Reed, agreeing with her interpretation, urged her to acquiesce. Meeting one’s father for what was probably the first time at so late a date might best be undertaken, he argued, in the presence of a third person. Why deprive Laurence of the pleasure of introducing the two of them to one another? There were, as Kate had to admit, few enough significant human events in Laurence’s life—events, Reed meant, not dehumanized by elaborate ceremonies and celebrations—so that one hesitated to deprive him of this one.

So Kate went yet again to meet Laurence at his club. She had agreed to arrive some minutes before Jay Ebenezer, and indeed found Laurence in the same corner they had occupied previously, as though, Kate thought, he saw this as a drama and the setting the same as that of act one.

Jay was prompt. He appeared before them, led by an employee of the club. Laurence and Kate both stood. “I’m Jay Smith,” the man said, before the other two could gather their wits. He was over seventy—Kate had already figured that out—but clearly vigorous, standing quite straight. He bowed slightly toward her before sitting down.

“I’m Kate,” Kate said. “Obviously,” she continued, though why obviously she didn’t quite know. True, she was the only woman present, but she might have been another relative sitting in for Kate, either because Kate had funked it or had asked someone else look this stranger over. Pull yourself together, Kate told herself.

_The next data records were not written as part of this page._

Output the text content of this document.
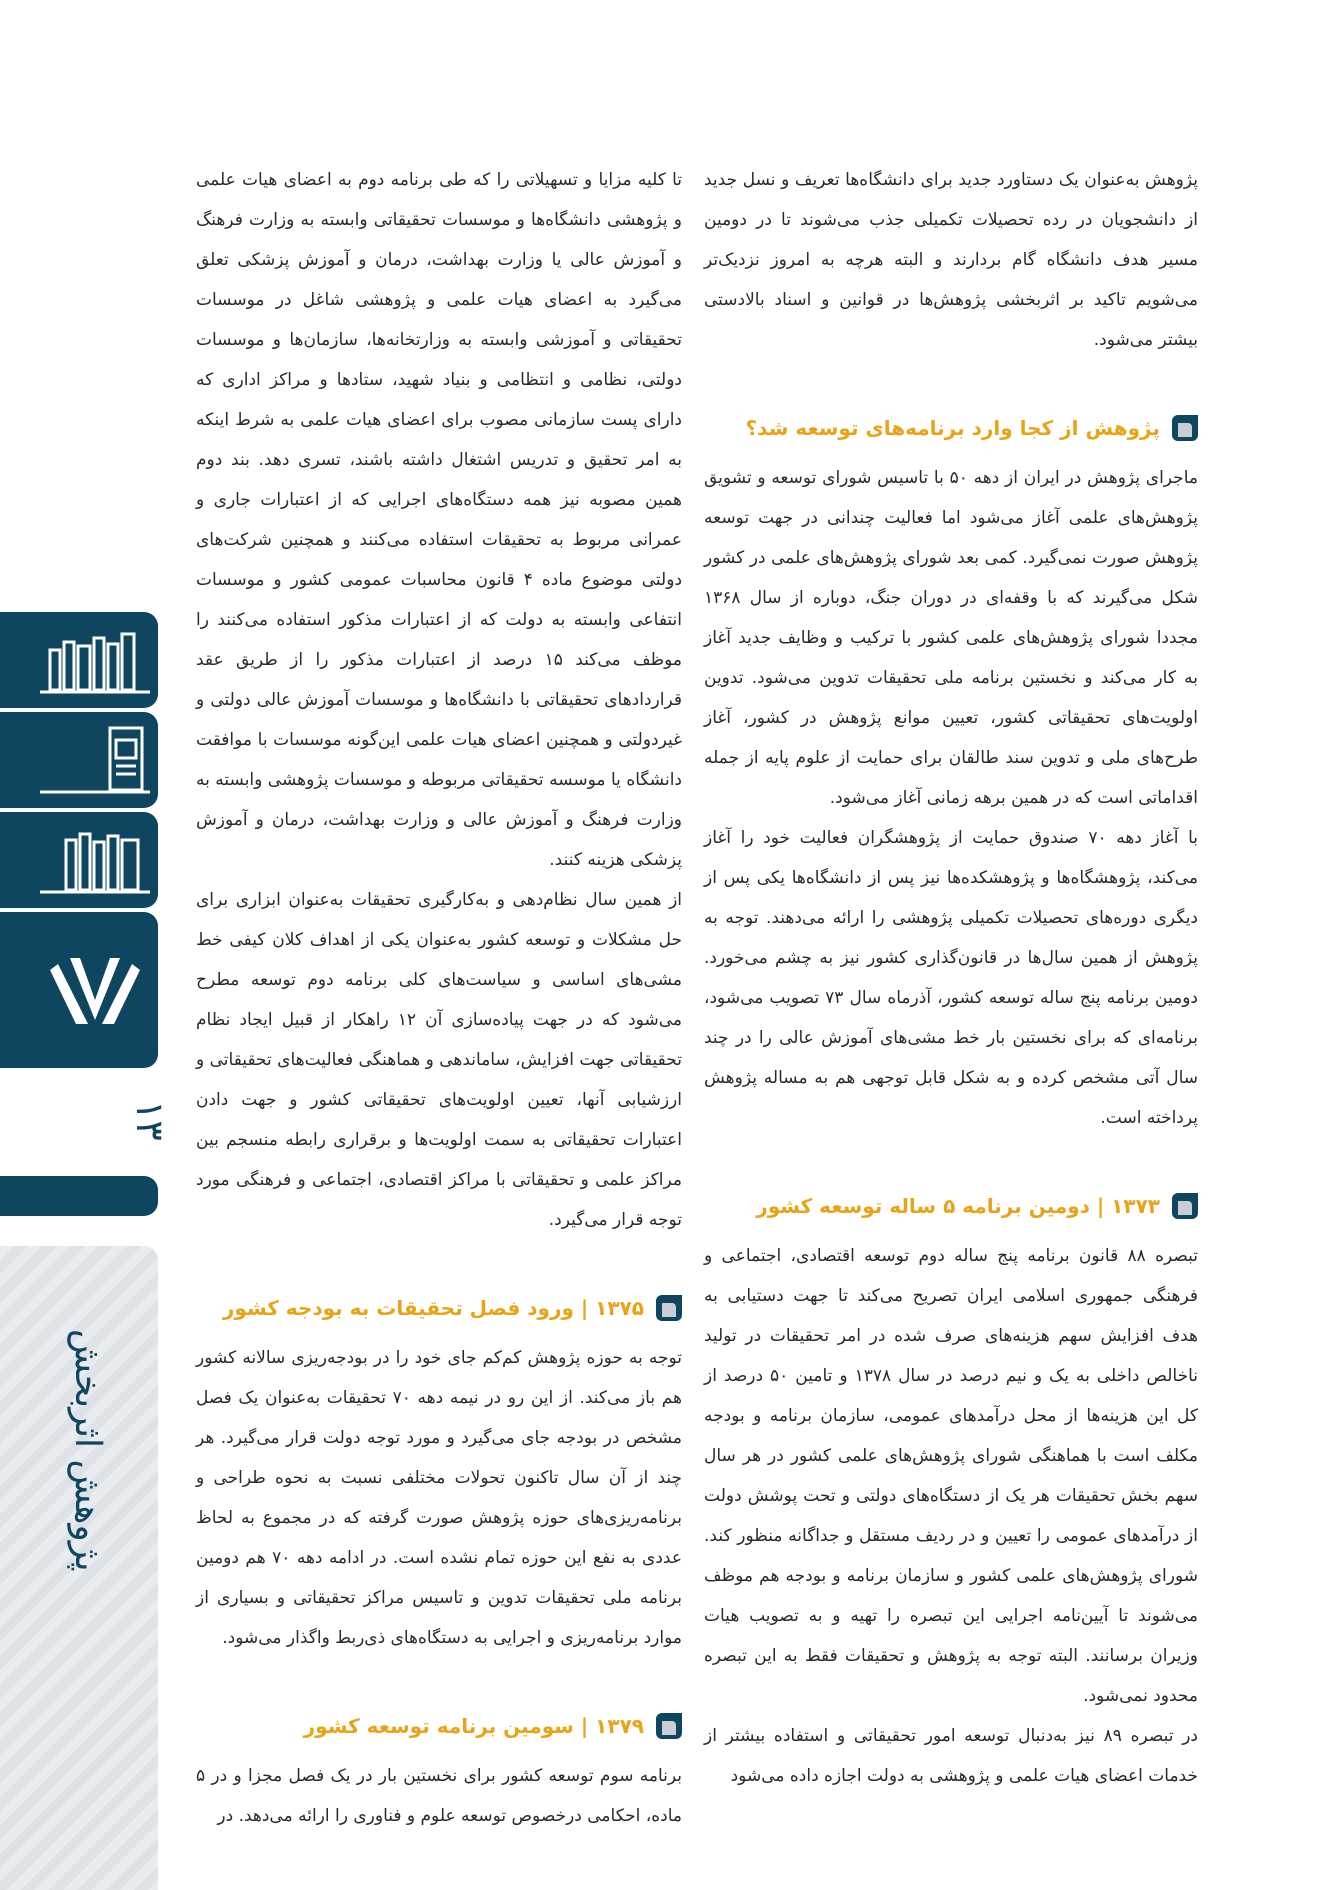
۱۳
پژوهش اثربخش

پژوهش به‌عنوان یک دستاورد جدید برای دانشگاه‌ها تعریف و نسل جدید از دانشجویان در رده تحصیلات تکمیلی جذب می‌شوند تا در دومین مسیر هدف دانشگاه گام بردارند و البته هرچه به امروز نزدیک‌تر می‌شویم تاکید بر اثربخشی پژوهش‌ها در قوانین و اسناد بالادستی بیشتر می‌شود.

پژوهش از کجا وارد برنامه‌های توسعه شد؟

ماجرای پژوهش در ایران از دهه ۵۰ با تاسیس شورای توسعه و تشویق پژوهش‌های علمی آغاز می‌شود اما فعالیت چندانی در جهت توسعه پژوهش صورت نمی‌گیرد. کمی بعد شورای پژوهش‌های علمی در کشور شکل می‌گیرند که با وقفه‌ای در دوران جنگ، دوباره از سال ۱۳۶۸ مجددا شورای پژوهش‌های علمی کشور با ترکیب و وظایف جدید آغاز به کار می‌کند و نخستین برنامه ملی تحقیقات تدوین می‌شود. تدوین اولویت‌های تحقیقاتی کشور، تعیین موانع پژوهش در کشور، آغاز طرح‌های ملی و تدوین سند طالقان برای حمایت از علوم پایه از جمله اقداماتی است که در همین برهه زمانی آغاز می‌شود.

با آغاز دهه ۷۰ صندوق حمایت از پژوهشگران فعالیت خود را آغاز می‌کند، پژوهشگاه‌ها و پژوهشکده‌ها نیز پس از دانشگاه‌ها یکی پس از دیگری دوره‌های تحصیلات تکمیلی پژوهشی را ارائه می‌دهند. توجه به پژوهش از همین سال‌ها در قانون‌گذاری کشور نیز به چشم می‌خورد. دومین برنامه پنج ساله توسعه کشور، آذرماه سال ۷۳ تصویب می‌شود، برنامه‌ای که برای نخستین بار خط مشی‌های آموزش عالی را در چند سال آتی مشخص کرده و به شکل قابل توجهی هم به مساله پژوهش پرداخته است.

۱۳۷۳ | دومین برنامه ۵ ساله توسعه کشور

تبصره ۸۸ قانون برنامه پنج ساله دوم توسعه اقتصادی، اجتماعی و فرهنگی جمهوری اسلامی ایران تصریح می‌کند تا جهت دستیابی به هدف افزایش سهم هزینه‌های صرف شده در امر تحقیقات در تولید ناخالص داخلی به یک و نیم درصد در سال ۱۳۷۸ و تامین ۵۰ درصد از کل این هزینه‌ها از محل درآمدهای عمومی، سازمان برنامه و بودجه مکلف است با هماهنگی شورای پژوهش‌های علمی کشور در هر سال سهم بخش تحقیقات هر یک از دستگاه‌های دولتی و تحت پوشش دولت از درآمدهای عمومی را تعیین و در ردیف مستقل و جداگانه منظور کند. شورای پژوهش‌های علمی کشور و سازمان برنامه و بودجه هم موظف می‌شوند تا آیین‌نامه اجرایی این تبصره را تهیه و به تصویب هیات وزیران برسانند. البته توجه به پژوهش و تحقیقات فقط به این تبصره محدود نمی‌شود.

در تبصره ۸۹ نیز به‌دنبال توسعه امور تحقیقاتی و استفاده بیشتر از خدمات اعضای هیات علمی و پژوهشی به دولت اجازه داده می‌شود

تا کلیه مزایا و تسهیلاتی را که طی برنامه دوم به اعضای هیات علمی و پژوهشی دانشگاه‌ها و موسسات تحقیقاتی وابسته به وزارت فرهنگ و آموزش عالی یا وزارت بهداشت، درمان و آموزش پزشکی تعلق می‌گیرد به اعضای هیات علمی و پژوهشی شاغل در موسسات تحقیقاتی و آموزشی وابسته به وزارتخانه‌ها، سازمان‌ها و موسسات دولتی، نظامی و انتظامی و بنیاد شهید، ستادها و مراکز اداری که دارای پست سازمانی مصوب برای اعضای هیات علمی به شرط اینکه به امر تحقیق و تدریس اشتغال داشته باشند، تسری دهد. بند دوم همین مصوبه نیز همه دستگاه‌های اجرایی که از اعتبارات جاری و عمرانی مربوط به تحقیقات استفاده می‌کنند و همچنین شرکت‌های دولتی موضوع ماده ۴ قانون محاسبات عمومی کشور و موسسات انتفاعی وابسته به دولت که از اعتبارات مذکور استفاده می‌کنند را موظف می‌کند ۱۵ درصد از اعتبارات مذکور را از طریق عقد قراردادهای تحقیقاتی با دانشگاه‌ها و موسسات آموزش عالی دولتی و غیردولتی و همچنین اعضای هیات علمی این‌گونه موسسات با موافقت دانشگاه یا موسسه تحقیقاتی مربوطه و موسسات پژوهشی وابسته به وزارت فرهنگ و آموزش عالی و وزارت بهداشت، درمان و آموزش پزشکی هزینه کنند.

از همین سال نظام‌دهی و به‌کارگیری تحقیقات به‌عنوان ابزاری برای حل مشکلات و توسعه کشور به‌عنوان یکی از اهداف کلان کیفی خط مشی‌های اساسی و سیاست‌های کلی برنامه دوم توسعه مطرح می‌شود که در جهت پیاده‌سازی آن ۱۲ راهکار از قبیل ایجاد نظام تحقیقاتی جهت افزایش، ساماندهی و هماهنگی فعالیت‌های تحقیقاتی و ارزشیابی آنها، تعیین اولویت‌های تحقیقاتی کشور و جهت دادن اعتبارات تحقیقاتی به سمت اولویت‌ها و برقراری رابطه منسجم بین مراکز علمی و تحقیقاتی با مراکز اقتصادی، اجتماعی و فرهنگی مورد توجه قرار می‌گیرد.

۱۳۷۵ | ورود فصل تحقیقات به بودجه کشور

توجه به حوزه پژوهش کم‌کم جای خود را در بودجه‌ریزی سالانه کشور هم باز می‌کند. از این رو در نیمه دهه ۷۰ تحقیقات به‌عنوان یک فصل مشخص در بودجه جای می‌گیرد و مورد توجه دولت قرار می‌گیرد. هر چند از آن سال تاکنون تحولات مختلفی نسبت به نحوه طراحی و برنامه‌ریزی‌های حوزه پژوهش صورت گرفته که در مجموع به لحاظ عددی به نفع این حوزه تمام نشده است. در ادامه دهه ۷۰ هم دومین برنامه ملی تحقیقات تدوین و تاسیس مراکز تحقیقاتی و بسیاری از موارد برنامه‌ریزی و اجرایی به دستگاه‌های ذی‌ربط واگذار می‌شود.

۱۳۷۹ | سومین برنامه توسعه کشور

برنامه سوم توسعه کشور برای نخستین بار در یک فصل مجزا و در ۵ ماده، احکامی درخصوص توسعه علوم و فناوری را ارائه می‌دهد. در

But indeed, who she was, and who he was, was obvious because of the resemblance. Like Kate, he was tall and on the slim side, though like her now without the slimness of youth. Later, Reed would find the resemblance startling, though perhaps, he thought, only to someone looking for it, or to a portraitist. Jay’s eyes were the same greenish gray as hers (why, Kate thought, have we never wondered why I am the only one in the family without blue eyes?) and both their two front upper teeth crossed slightly one upon the other. No wonder Laurence had not immediately sent the man packing.

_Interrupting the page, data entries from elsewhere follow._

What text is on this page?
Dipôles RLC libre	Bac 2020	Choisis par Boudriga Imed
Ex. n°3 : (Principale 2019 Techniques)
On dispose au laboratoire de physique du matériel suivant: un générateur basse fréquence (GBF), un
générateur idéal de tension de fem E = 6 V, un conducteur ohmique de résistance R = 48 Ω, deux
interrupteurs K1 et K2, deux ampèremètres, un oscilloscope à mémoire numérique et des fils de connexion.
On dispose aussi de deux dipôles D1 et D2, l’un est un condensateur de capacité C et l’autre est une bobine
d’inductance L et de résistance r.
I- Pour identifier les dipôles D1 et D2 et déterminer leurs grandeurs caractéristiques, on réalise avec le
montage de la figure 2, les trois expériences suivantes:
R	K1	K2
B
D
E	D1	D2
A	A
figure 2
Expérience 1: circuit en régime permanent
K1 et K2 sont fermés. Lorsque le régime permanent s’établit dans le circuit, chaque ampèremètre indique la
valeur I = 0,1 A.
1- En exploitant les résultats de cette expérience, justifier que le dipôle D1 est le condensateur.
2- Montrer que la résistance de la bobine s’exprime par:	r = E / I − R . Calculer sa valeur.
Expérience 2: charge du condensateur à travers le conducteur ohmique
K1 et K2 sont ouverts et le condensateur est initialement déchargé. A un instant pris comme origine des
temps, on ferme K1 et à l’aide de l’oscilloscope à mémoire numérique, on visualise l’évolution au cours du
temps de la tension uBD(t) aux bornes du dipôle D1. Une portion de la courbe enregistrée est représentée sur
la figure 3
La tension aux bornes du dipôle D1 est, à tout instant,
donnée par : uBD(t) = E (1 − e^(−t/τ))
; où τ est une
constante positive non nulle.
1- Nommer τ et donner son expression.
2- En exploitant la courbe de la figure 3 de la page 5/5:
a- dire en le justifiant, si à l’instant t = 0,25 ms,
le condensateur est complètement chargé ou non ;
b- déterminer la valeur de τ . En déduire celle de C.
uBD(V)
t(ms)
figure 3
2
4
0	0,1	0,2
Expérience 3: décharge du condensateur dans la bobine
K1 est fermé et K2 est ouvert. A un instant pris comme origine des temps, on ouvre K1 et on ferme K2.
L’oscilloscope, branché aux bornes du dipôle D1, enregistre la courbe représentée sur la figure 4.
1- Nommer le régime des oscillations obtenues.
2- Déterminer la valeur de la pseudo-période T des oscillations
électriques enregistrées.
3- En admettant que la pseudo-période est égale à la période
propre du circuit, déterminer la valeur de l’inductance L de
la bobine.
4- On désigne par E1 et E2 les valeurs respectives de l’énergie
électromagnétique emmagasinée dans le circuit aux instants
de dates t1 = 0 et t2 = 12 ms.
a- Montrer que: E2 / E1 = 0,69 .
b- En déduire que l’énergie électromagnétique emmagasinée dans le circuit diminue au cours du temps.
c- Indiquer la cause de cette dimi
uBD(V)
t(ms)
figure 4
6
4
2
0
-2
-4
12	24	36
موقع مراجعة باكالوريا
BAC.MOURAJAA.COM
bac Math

A memory flashed across Kate’s mind of a college friend who had confessed to an affair and subsequent doubt as to the father of her expected child. Anyway, she had startled Kate by saying, it hardly matters; the husband and the lover have the same coloring and the same eyes. Such a thought had clearly not occurred to Kate’s mother. But then, she had probably had no doubt about who the father was, or the child’s likely failure to resemble her husband in the slightest. Men like Fansler, as she would have known, took their wives’ fidelity for granted; no doubt he attributed Kate’s dissimilarity to her brothers either as the result of recessive genes exhibiting themselves, or, more probably, to the fact of her being a girl.

These thoughts, though rapid, had taken a little time. Kate realized they were all standing, and she sat, as did the other two. Laurence waved for a server. Kate asked for Scotch, as did Laurence. They both turned to Jay.

“Might I have tea?” he asked.

“Tea it is,” Laurence said. “Tea for you, Kate, or will you stick to Scotch with me?”

“Scotch, please,” she said. Some old-time family loyalty seemed called for. “Do you not drink,” she asked Jay, “or only not in the afternoons?”